Essen. Private Biografien speisen den Film „The King of Staten Island“. Das Werk, das auch über die langen Schatten von 9/11 erzählt, kommt ins Kino.
Es ist nur ein Spiel, aber eins mit dem höchstmöglichen Einsatz. Scott schließt nicht einfach seine Augen, er presst sie zu und tritt das Gaspedal seines Autos durch. Eine ganz gewöhnliche Fahrt auf einem Highway in Staten Island wird so zur Schussfahrt in die Dunkelheit.
Als der 24-Jährige schließlich wieder seine Augen öffnet, ist es fast zu spät. Vor ihm stauen sich aufgrund eines Unfalls Fahrzeuge. Im letzten Moment kann Scott das Lenkrad herumreißen und so an den anderen Wagen vorbeischießen. Nur touchiert er bei dem Manöver ein Auto und löst einen weiteren Unfall aus. Er beobachtet ihn noch im Rückspiegel und rast dann, eine Entschuldigung murmelnd, davon.
Judd Apatows Tragikomödie „The King of Staten Island“ lebt von Pete Davidsons authentischem Auftreten
Diese ersten Augenblicke von Judd Apatows Tragikomödie „The King of Staten Island“ fügen sich nicht so recht in die weitere Erzählung. Man ist nicht einmal sicher, ob dieses Spiel mit dem eigenen wie mit anderen Leben nur ein Traum war. Zumindest hat der Unfall keinerlei Folgen für Scott (Pete Davidson) und wird auch nie wieder erwähnt. Dennoch prägt er den Film mehr als alles andere.
Scott, der seinen Vater, einen Feuerwehrmann, verloren hat, als er sieben Jahre alt war, lebt sein ganzes Leben wie diesen Moment auf der Autobahn. Mit geschlossenen Augen lässt er sich ohne Rücksicht auf Verluste in das seelische Dunkel fallen, das ihn umgibt. Nach Außen hin gibt er sich, als wäre ihm wirklich alles gleich. Die Schule hat er abgebrochen. Meistens hängt er einfach mit seinen Freunden herum, nimmt Drogen und macht Scherze. Erst als sich seine Mutter Margie (Marisa Tomei) in Ray (Bill Burr) verliebt, ausgerechnet wieder ein Feuerwehrmann, muss sich Scott seiner Vergangenheit und seinen Dämonen stellen.

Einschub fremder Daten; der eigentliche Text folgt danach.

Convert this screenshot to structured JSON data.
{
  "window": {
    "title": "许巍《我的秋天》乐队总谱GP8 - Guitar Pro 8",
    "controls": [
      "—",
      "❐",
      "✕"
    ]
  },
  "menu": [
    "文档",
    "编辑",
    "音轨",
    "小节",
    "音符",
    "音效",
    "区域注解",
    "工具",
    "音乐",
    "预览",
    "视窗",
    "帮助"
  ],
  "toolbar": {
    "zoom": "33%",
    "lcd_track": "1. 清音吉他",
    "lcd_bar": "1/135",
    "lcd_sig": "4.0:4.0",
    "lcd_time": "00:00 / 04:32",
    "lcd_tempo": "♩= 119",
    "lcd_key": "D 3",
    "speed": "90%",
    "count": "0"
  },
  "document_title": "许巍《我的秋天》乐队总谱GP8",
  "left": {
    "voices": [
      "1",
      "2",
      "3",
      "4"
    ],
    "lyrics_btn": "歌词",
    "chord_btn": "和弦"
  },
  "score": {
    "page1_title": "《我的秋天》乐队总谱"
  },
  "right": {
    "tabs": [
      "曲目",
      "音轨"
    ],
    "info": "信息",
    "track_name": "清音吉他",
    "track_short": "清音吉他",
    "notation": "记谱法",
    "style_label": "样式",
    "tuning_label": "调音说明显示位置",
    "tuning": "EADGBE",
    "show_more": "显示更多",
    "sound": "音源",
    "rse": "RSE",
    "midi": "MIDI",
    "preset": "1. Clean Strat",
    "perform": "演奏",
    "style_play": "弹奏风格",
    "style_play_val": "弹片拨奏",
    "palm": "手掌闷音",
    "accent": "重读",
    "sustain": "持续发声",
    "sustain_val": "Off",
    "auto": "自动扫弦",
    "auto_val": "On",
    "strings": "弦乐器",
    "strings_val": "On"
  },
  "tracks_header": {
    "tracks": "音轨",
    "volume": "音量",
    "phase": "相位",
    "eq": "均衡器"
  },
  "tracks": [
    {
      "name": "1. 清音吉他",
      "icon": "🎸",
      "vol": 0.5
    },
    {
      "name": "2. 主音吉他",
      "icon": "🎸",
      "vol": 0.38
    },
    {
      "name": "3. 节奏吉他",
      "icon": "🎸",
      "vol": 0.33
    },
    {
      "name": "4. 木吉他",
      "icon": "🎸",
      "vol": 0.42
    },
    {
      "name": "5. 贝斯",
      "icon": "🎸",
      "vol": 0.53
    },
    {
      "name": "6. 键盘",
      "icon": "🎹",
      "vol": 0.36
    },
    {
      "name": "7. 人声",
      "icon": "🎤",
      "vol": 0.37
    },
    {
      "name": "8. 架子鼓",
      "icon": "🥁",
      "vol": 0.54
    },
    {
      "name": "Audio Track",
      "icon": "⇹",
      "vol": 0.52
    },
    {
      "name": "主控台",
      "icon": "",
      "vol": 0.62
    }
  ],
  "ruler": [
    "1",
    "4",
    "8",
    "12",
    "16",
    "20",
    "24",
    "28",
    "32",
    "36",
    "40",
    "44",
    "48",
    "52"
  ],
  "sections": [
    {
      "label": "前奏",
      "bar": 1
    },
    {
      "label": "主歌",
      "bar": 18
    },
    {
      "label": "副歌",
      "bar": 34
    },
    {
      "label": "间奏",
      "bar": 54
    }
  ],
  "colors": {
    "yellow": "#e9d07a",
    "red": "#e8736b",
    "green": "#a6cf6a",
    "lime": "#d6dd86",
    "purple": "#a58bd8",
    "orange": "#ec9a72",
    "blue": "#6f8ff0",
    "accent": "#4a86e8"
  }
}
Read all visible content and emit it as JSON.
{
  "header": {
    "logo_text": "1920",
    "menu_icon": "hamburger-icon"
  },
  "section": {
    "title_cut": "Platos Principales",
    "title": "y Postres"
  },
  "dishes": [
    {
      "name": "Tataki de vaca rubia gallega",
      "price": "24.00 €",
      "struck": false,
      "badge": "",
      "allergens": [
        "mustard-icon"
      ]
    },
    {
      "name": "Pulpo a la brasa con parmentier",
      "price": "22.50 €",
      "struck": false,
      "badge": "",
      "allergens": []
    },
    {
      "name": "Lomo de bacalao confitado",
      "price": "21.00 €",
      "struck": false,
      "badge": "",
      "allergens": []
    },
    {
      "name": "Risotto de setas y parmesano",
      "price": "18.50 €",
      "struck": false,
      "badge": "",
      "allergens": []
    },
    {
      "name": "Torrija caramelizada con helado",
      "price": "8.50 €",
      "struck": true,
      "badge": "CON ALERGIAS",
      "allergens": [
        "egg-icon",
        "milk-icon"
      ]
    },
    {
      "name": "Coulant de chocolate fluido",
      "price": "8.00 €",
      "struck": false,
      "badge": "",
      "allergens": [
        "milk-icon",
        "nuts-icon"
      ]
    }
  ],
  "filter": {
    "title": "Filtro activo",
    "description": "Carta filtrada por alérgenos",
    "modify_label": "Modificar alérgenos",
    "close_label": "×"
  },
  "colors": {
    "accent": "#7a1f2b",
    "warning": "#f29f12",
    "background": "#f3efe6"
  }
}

Das Drehbuch zu „The King of Staten Island“, das Apatow zusammen mit seinem Hauptdarsteller geschrieben hat, basiert lose auf dessen eigener Lebensgeschichte. Der durch die Comedy-Show „Saturday Night Live“ bekannt gewordene Davidson ist auch in dem New Yorker Stadtteil Staten Island aufgewachsen und hat wie Scott als Siebenjähriger seinen Vater verloren. Der Feuerwehrmann war ein Opfer vom 11. September 2001. Und wie sein filmisches Alter Ego stürzte dieser frühe Verlust auch Davidson in Depressionen. Allerdings hat er viel schneller Wege gefunden, mit seinen Seelen-Wunden umzugehen.
Kehre zum Konventionellen: Am Ende sucht der Film nach mehr Harmonie als er gebraucht hätte
Dazu gehört auch dieser Film. Davidsons Spiel wirkt letztlich nie wie klassisches Schauspiel. Er geht in seiner Rolle absolut auf. Bei jeder von Scotts spöttischen Bemerkungen spürt man, wie er sich hinter seinen Worten versteckt. Letztlich will er nicht nur die anderen davon überzeugen, dass alles mit ihm in Ordnung ist. Er will es sich so selbst beweisen und muss damit scheitern.
Gerade im letzten Drittel nimmt der Film, wie so oft bei Judd Apatow, eine Kehre zum Konventionellen. Der entspannte, Tragisches und Komisches geschickt verbindende Tonfall des Drehbuchs weicht einem Hollywood-typischen Optimismus, der in einem simplen Happy Ending gipfelt. Aber Davidson gelingt es durch sein authentisches Auftreten, das offensichtlich auch die übrige Besetzung inspiriert, die Wendung ins Süßliche ein wenig abzufangen. Diese Woche kommt er ins Kino.